Fondazione dell'Abbazia vers 950 (≈ 950)
Di Aton de Benoît, Visconte de Béziers
vers 1040
Ricostruzione della chiesa
Ricostruzione della chiesa vers 1040 (≈ 1040)
Di Bernard, Vescovo di Couserans
fin Xe siècle
Link a Cuxa
Link a Cuxa fin Xe siècle (≈ 1095)
Prosperità e acquisizioni preliminari
1236 et 1470
I tentativi di indipendenza di Moissac
I tentativi di indipendenza di Moissac 1236 et 1470 (≈ 1470)
Conflitti con Cluny e Moissac
1474
Transazione tra Cluny e Moissac
Transazione tra Cluny e Moissac 1474 (≈ 1474)
Fine delle tensioni per Lézat
1776
Abolizione dell'Abbazia
Abolizione dell'Abbazia 1776 (≈ 1776)
Dispersione dei religiosi
8 novembre 1988
Registrazione per monumenti storici
Registrazione per monumenti storici 8 novembre 1988 (≈ 1988)
Protezione dei resti rimanenti
Aujourd'hui
Aujourd'hui
Aujourd'hui Aujourd'hui (≈ 2025)
Position de référence.
Dati chiave
Aton de Benoît - Visconte di Béziers
Fondatore intorno 950
Bernard - Vescovo di Couserans
Ricostruita la chiesa intorno al 1040
Charles le Chauve - Re dei Franchi
Atto di 859 nella cartulare
Origine e storia
L'Abbazia di Saint-Antoine-et-Saint-Pierre de Lézat, spesso chiamata Abbazia di Lézat, è un'antica abbazia benedettina fondata intorno al 950 da Aton de Benoît, Visconte de Béziers. Situato a Lézat-sur-Lèze ad Ariège, è stato prima attaccato all'ordine di Cluny prima di passare sotto la dipendenza dell'Abbazia di Cuxa alla fine del X secolo.
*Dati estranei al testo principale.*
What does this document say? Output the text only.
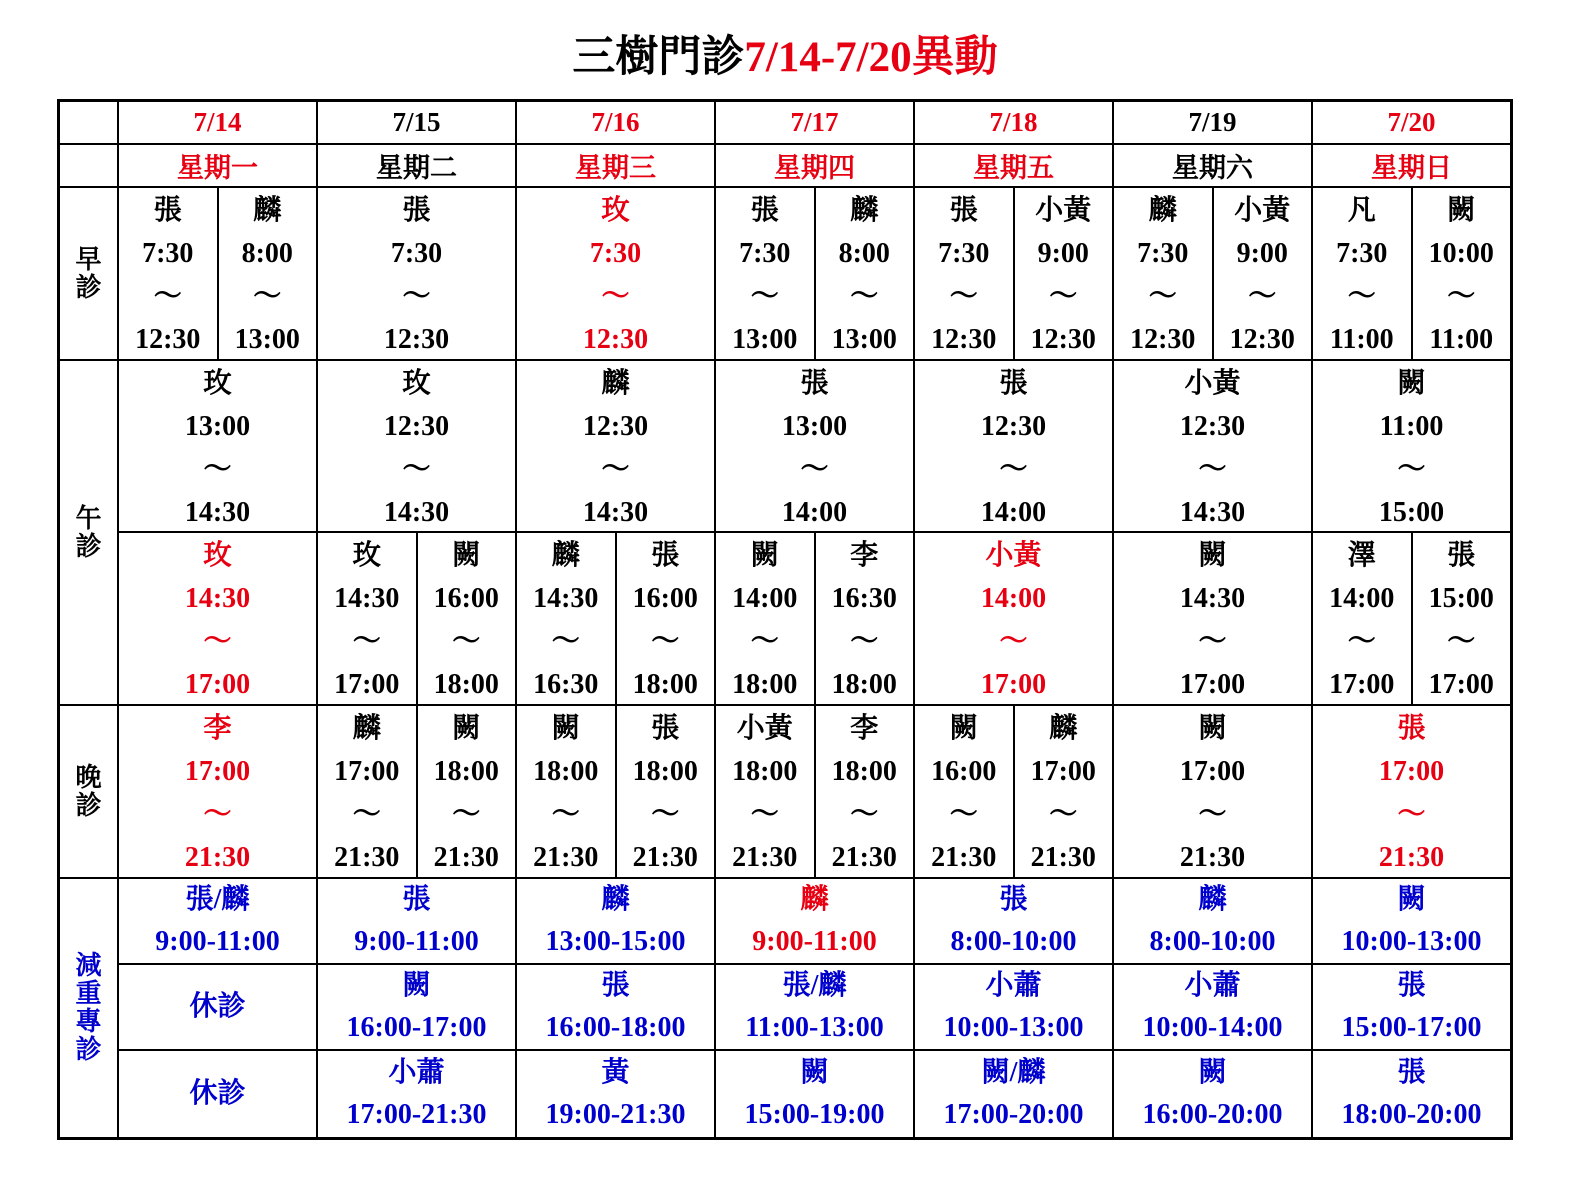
三樹門診7/14-7/20異動
7/14
星期一
7/15
星期二
7/16
星期三
7/17
星期四
7/18
星期五
7/19
星期六
7/20
星期日
早診
午診
晚診
減重專診
張
7:30
～
12:30
麟
8:00
～
13:00
張
7:30
～
12:30
玫
7:30
～
12:30
張
7:30
～
13:00
麟
8:00
～
13:00
張
7:30
～
12:30
小黃
9:00
～
12:30
麟
7:30
～
12:30
小黃
9:00
～
12:30
凡
7:30
～
11:00
闕
10:00
～
11:00
玫
13:00
～
14:30
玫
12:30
～
14:30
麟
12:30
～
14:30
張
13:00
～
14:00
張
12:30
～
14:00
小黃
12:30
～
14:30
闕
11:00
～
15:00
玫
14:30
～
17:00
玫
14:30
～
17:00
闕
16:00
～
18:00
麟
14:30
～
16:30
張
16:00
～
18:00
闕
14:00
～
18:00
李
16:30
～
18:00
小黃
14:00
～
17:00
闕
14:30
～
17:00
澤
14:00
～
17:00
張
15:00
～
17:00
李
17:00
～
21:30
麟
17:00
～
21:30
闕
18:00
～
21:30
闕
18:00
～
21:30
張
18:00
～
21:30
小黃
18:00
～
21:30
李
18:00
～
21:30
闕
16:00
～
21:30
麟
17:00
～
21:30
闕
17:00
～
21:30
張
17:00
～
21:30
張/麟
9:00-11:00
張
9:00-11:00
麟
13:00-15:00
麟
9:00-11:00
張
8:00-10:00
麟
8:00-10:00
闕
10:00-13:00
休診
闕
16:00-17:00
張
16:00-18:00
張/麟
11:00-13:00
小蕭
10:00-13:00
小蕭
10:00-14:00
張
15:00-17:00
休診
小蕭
17:00-21:30
黃
19:00-21:30
闕
15:00-19:00
闕/麟
17:00-20:00
闕
16:00-20:00
張
18:00-20:00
Poi prosperò, acquisendo priorità come quella di Saint-Béat nel 1003, e poi tornò all'autorità di Cluny alla fine dell'XI secolo. La chiesa fu interamente ricostruita intorno al 1040 da Bernardo, vescovo di Couserans.
La tradizione evoca una precedente fondazione, nel 844, da un certo Aton, vescovo o visconte, ma i primi documenti autentici risalgono al 940. Un atto di Charles le Chauve nel 859 è menzionato nella cartulare dell'abbazia. L'abbazia fu poi posta sotto la supervisione dell'abbazia di Saint-Pierre de Moissac, anche se cercò di liberarsi nel 1236 e nel 1470. Una transazione nel 1474 pose fine alle tensioni tra Cluny e Moissac.
I monaci di Lézat rivendicarono il possesso delle reliquie di Sant'Antonio, sostenendo di averle rubate in Oriente. Tuttavia, altre abbazie, come Saint-Antoine o Montmajour, possedevano anche reliquie attribuite allo stesso santo. Nel 1768 vi vivevano solo dieci religiosi, e l'abbazia fu abolita nel 1776 dalla Commissione des regolaries. Oggi, solo i resti dell'abbazia medievale, mentre il convento del XVIII secolo ospita il municipio.
L'abbazia è stata inclusa nell'inventario dei monumenti storici dall'8 novembre 1988. Tra i restanti resti ci sono alcune delle mura dell'abbazia e del palazzo dell'abbazia, chiamato priorato. La sua storia riflette le rivalità tra gli ordini monastici e le trasformazioni religiose della regione.